RAFT utilized a time-to-first-event composite endpoint of death or HF hospitalization. From a trial design perspective, how might a recurrent-events analysis (e.g., Andersen-Gill model) have altered the perceived treatment effect compared to the traditional Cox proportional hazards model?

Key Response

Traditional time-to-first-event analyses ignore subsequent heart failure hospitalizations after the initial event, potentially underestimating the total disease burden and the full magnitude of the treatment effect. A recurrent-events model would capture the cumulative reduction in hospitalizations over the 40-month mean follow-up, likely providing a more robust estimate of the therapy's impact on healthcare utilization and chronic disease stability.

Journal Editor
Journal Editor

Given that the RAFT trial could not be double-blinded due to the nature of the device implantation, what measures were taken to protect the 'hospitalization for heart failure' endpoint from detection bias, and is the mortality benefit sufficient to overcome this potential weakness?

Key Response

The potential for bias in non-blinded trials lies in the subjective decision to hospitalize. RAFT mitigated this by using an independent, blinded adjudication committee for all clinical events. However, the fact that the mortality benefit (an objective, 'hard' endpoint) was statistically significant (p=0.003) serves as a critical internal validation, reassuring editors that the overall study conclusions are not merely artifacts of biased hospitalization decisions.

Guideline Committee
Guideline Committee

How did the RAFT trial change the strength of recommendation for CRT in NYHA Class II patients compared to previous iterations of the ACC/AHA/HFSA guidelines?

Key Response

Prior to trials like RAFT and MADIT-CRT, CRT was primarily a Class I recommendation for NYHA Class III/IV. RAFT provided the necessary evidence for 'mild' heart failure (Class II) to be upgraded.

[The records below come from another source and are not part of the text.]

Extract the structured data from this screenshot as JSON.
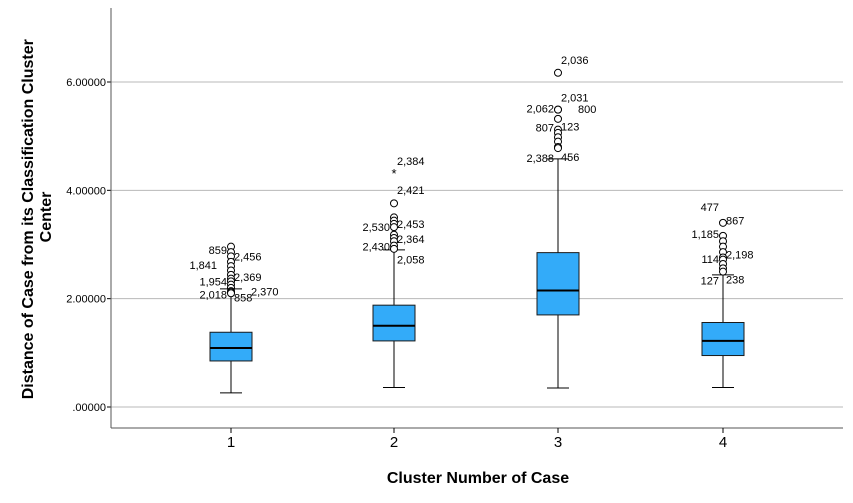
{
  "chart_data": {
    "type": "boxplot",
    "xlabel": "Cluster Number of Case",
    "ylabel_lines": [
      "Distance of Case from its Classification Cluster",
      "Center"
    ],
    "ylim": [
      -0.5,
      7.3
    ],
    "yticks": [
      0,
      2,
      4,
      6
    ],
    "ytick_labels": [
      ".00000",
      "2.00000",
      "4.00000",
      "6.00000"
    ],
    "grid": "horizontal",
    "box_color": "#33abf9",
    "categories": [
      "1",
      "2",
      "3",
      "4"
    ],
    "boxes": [
      {
        "category": "1",
        "whisker_low": 0.26,
        "q1": 0.85,
        "median": 1.09,
        "q3": 1.38,
        "whisker_high": 2.18
      },
      {
        "category": "2",
        "whisker_low": 0.36,
        "q1": 1.22,
        "median": 1.5,
        "q3": 1.88,
        "whisker_high": 2.9
      },
      {
        "category": "3",
        "whisker_low": 0.35,
        "q1": 1.7,
        "median": 2.15,
        "q3": 2.85,
        "whisker_high": 4.58
      },
      {
        "category": "4",
        "whisker_low": 0.36,
        "q1": 0.95,
        "median": 1.22,
        "q3": 1.56,
        "whisker_high": 2.44
      }
    ],
    "outliers": [
      {
        "category": "1",
        "y": 2.96,
        "label": "859",
        "label_side": "left",
        "label_dy": -0.06
      },
      {
        "category": "1",
        "y": 2.86,
        "label": "2,456",
        "label_side": "right",
        "label_dy": -0.08
      },
      {
        "category": "1",
        "y": 2.78,
        "label": "",
        "label_side": "right",
        "label_dy": 0
      },
      {
        "category": "1",
        "y": 2.68,
        "label": "",
        "label_side": "right",
        "label_dy": 0
      },
      {
        "category": "1",
        "y": 2.6,
        "label": "1,841",
        "label_side": "leftfar",
        "label_dy": 0.02
      },
      {
        "category": "1",
        "y": 2.52,
        "label": "",
        "label_side": "right",
        "label_dy": 0
      },
      {
        "category": "1",
        "y": 2.44,
        "label": "2,369",
        "label_side": "right",
        "label_dy": -0.04
      },
      {
        "category": "1",
        "y": 2.37,
        "label": "",
        "label_side": "right",
        "label_dy": 0
      },
      {
        "category": "1",
        "y": 2.32,
        "label": "1,954",
        "label_side": "left",
        "label_dy": 0.0
      },
      {
        "category": "1",
        "y": 2.26,
        "label": "",
        "label_side": "right",
        "label_dy": 0
      },
      {
        "category": "1",
        "y": 2.2,
        "label": "",
        "label_side": "right",
        "label_dy": 0
      },
      {
        "category": "1",
        "y": 2.14,
        "label": "2,018",
        "label_side": "left",
        "label_dy": -0.06
      },
      {
        "category": "1",
        "y": 2.12,
        "label": "2,370",
        "label_side": "rightfar",
        "label_dy": 0.01
      },
      {
        "category": "1",
        "y": 2.1,
        "label": "858",
        "label_side": "right",
        "label_dy": -0.08
      },
      {
        "category": "2",
        "y": 4.32,
        "label": "2,384",
        "label_side": "right",
        "label_dy": 0.22,
        "extreme": true
      },
      {
        "category": "2",
        "y": 3.76,
        "label": "2,421",
        "label_side": "right",
        "label_dy": 0.25
      },
      {
        "category": "2",
        "y": 3.5,
        "label": "",
        "label_side": "right",
        "label_dy": 0
      },
      {
        "category": "2",
        "y": 3.44,
        "label": "",
        "label_side": "right",
        "label_dy": 0
      },
      {
        "category": "2",
        "y": 3.38,
        "label": "2,453",
        "label_side": "right",
        "label_dy": 0.0
      },
      {
        "category": "2",
        "y": 3.32,
        "label": "2,530",
        "label_side": "left",
        "label_dy": 0.0
      },
      {
        "category": "2",
        "y": 3.18,
        "label": "",
        "label_side": "right",
        "label_dy": 0
      },
      {
        "category": "2",
        "y": 3.12,
        "label": "2,364",
        "label_side": "right",
        "label_dy": -0.02
      },
      {
        "category": "2",
        "y": 3.06,
        "label": "",
        "label_side": "right",
        "label_dy": 0
      },
      {
        "category": "2",
        "y": 2.98,
        "label": "2,430",
        "label_side": "left",
        "label_dy": -0.02
      },
      {
        "category": "2",
        "y": 2.92,
        "label": "2,058",
        "label_side": "right",
        "label_dy": -0.2
      },
      {
        "category": "3",
        "y": 6.17,
        "label": "2,036",
        "label_side": "right",
        "label_dy": 0.24
      },
      {
        "category": "3",
        "y": 5.49,
        "label": "2,031",
        "label_side": "right",
        "label_dy": 0.22
      },
      {
        "category": "3",
        "y": 5.49,
        "label": "2,062",
        "label_side": "left",
        "label_dy": 0.02
      },
      {
        "category": "3",
        "y": 5.32,
        "label": "800",
        "label_side": "rightfar",
        "label_dy": 0.18
      },
      {
        "category": "3",
        "y": 5.12,
        "label": "123",
        "label_side": "right",
        "label_dy": 0.06
      },
      {
        "category": "3",
        "y": 5.06,
        "label": "807",
        "label_side": "left",
        "label_dy": 0.1
      },
      {
        "category": "3",
        "y": 4.98,
        "label": "",
        "label_side": "right",
        "label_dy": 0
      },
      {
        "category": "3",
        "y": 4.9,
        "label": "",
        "label_side": "right",
        "label_dy": 0
      },
      {
        "category": "3",
        "y": 4.8,
        "label": "456",
        "label_side": "right",
        "label_dy": -0.18
      },
      {
        "category": "3",
        "y": 4.78,
        "label": "2,388",
        "label_side": "left",
        "label_dy": -0.18
      },
      {
        "category": "4",
        "y": 3.4,
        "label": "477",
        "label_side": "left",
        "label_dy": 0.29,
        "extreme": true
      },
      {
        "category": "4",
        "y": 3.4,
        "label": "867",
        "label_side": "right",
        "label_dy": 0.04
      },
      {
        "category": "4",
        "y": 3.16,
        "label": "1,185",
        "label_side": "left",
        "label_dy": 0.03
      },
      {
        "category": "4",
        "y": 3.06,
        "label": "",
        "label_side": "right",
        "label_dy": 0
      },
      {
        "category": "4",
        "y": 2.96,
        "label": "",
        "label_side": "right",
        "label_dy": 0
      },
      {
        "category": "4",
        "y": 2.86,
        "label": "",
        "label_side": "right",
        "label_dy": 0
      },
      {
        "category": "4",
        "y": 2.76,
        "label": "2,198",
        "label_side": "right",
        "label_dy": 0.06
      },
      {
        "category": "4",
        "y": 2.72,
        "label": "114",
        "label_side": "left",
        "label_dy": 0.01
      },
      {
        "category": "4",
        "y": 2.64,
        "label": "",
        "label_side": "right",
        "label_dy": 0
      },
      {
        "category": "4",
        "y": 2.56,
        "label": "238",
        "label_side": "right",
        "label_dy": -0.21
      },
      {
        "category": "4",
        "y": 2.5,
        "label": "127",
        "label_side": "left",
        "label_dy": -0.16
      }
    ]
  }
}
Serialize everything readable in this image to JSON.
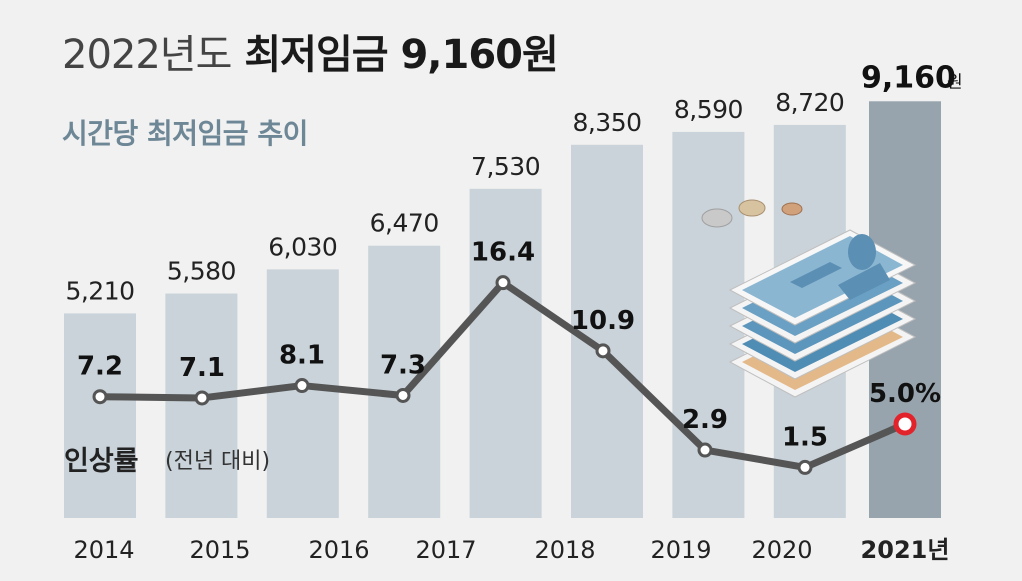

Current guidelines (e.g., 2022 AHA/ACC/HFSA) now give a Class 1 recommendation for CRT in patients with LVEF ≤35%, LBBB, and QRS ≥150ms who are in NYHA Class II, III, or ambulatory IV, specifically citing the mortality benefits seen in RAFT.

Clinical Landscape

Noteworthy Related Trials

2004

COMPANION Trial

n = 1,520 · NEJM

Tested

Cardiac resynchronization therapy (CRT) or CRT plus an implantable cardioverter-defibrillator (CRT-D)

Population

Patients with NYHA class III or IV heart failure and prolonged QRS interval

Comparator

Optimal pharmacological therapy alone

Endpoint

Composite of death from any cause or first hospitalization

Key result: CRT and CRT-D significantly reduced the risk of death or hospitalization compared to optimal medical therapy alone in advanced heart failure.
2005

CARE-HF Trial

n = 813 · NEJM

Tested

Cardiac resynchronization therapy (CRT)

Population

Patients with NYHA class III or IV heart failure, left ventricular systolic dysfunction, and cardiac dyssynchrony

Comparator

Optimal medical therapy

Endpoint

Composite of death from any cause or an unplanned hospitalization for major cardiovascular events

Key result: CRT significantly reduced the risk of death and cardiovascular hospitalizations in patients with moderate to severe heart failure.
2009

MADIT-CRT Trial

n = 1,820 · NEJM

Tested

Cardiac resynchronization therapy with an implantable cardioverter-defibrillator (CRT-D)

Population

Patients with asymptomatic or mildly symptomatic (NYHA class I or II) heart failure, reduced LVEF, and prolonged QRS

Comparator

Implantable cardioverter-defibrillator (ICD) alone

Endpoint

Death from any cause or a nonfatal heart-failure event

Key result: The addition of CRT to ICD therapy significantly reduced the risk of heart-failure events in patients with asymptomatic or mild heart failure.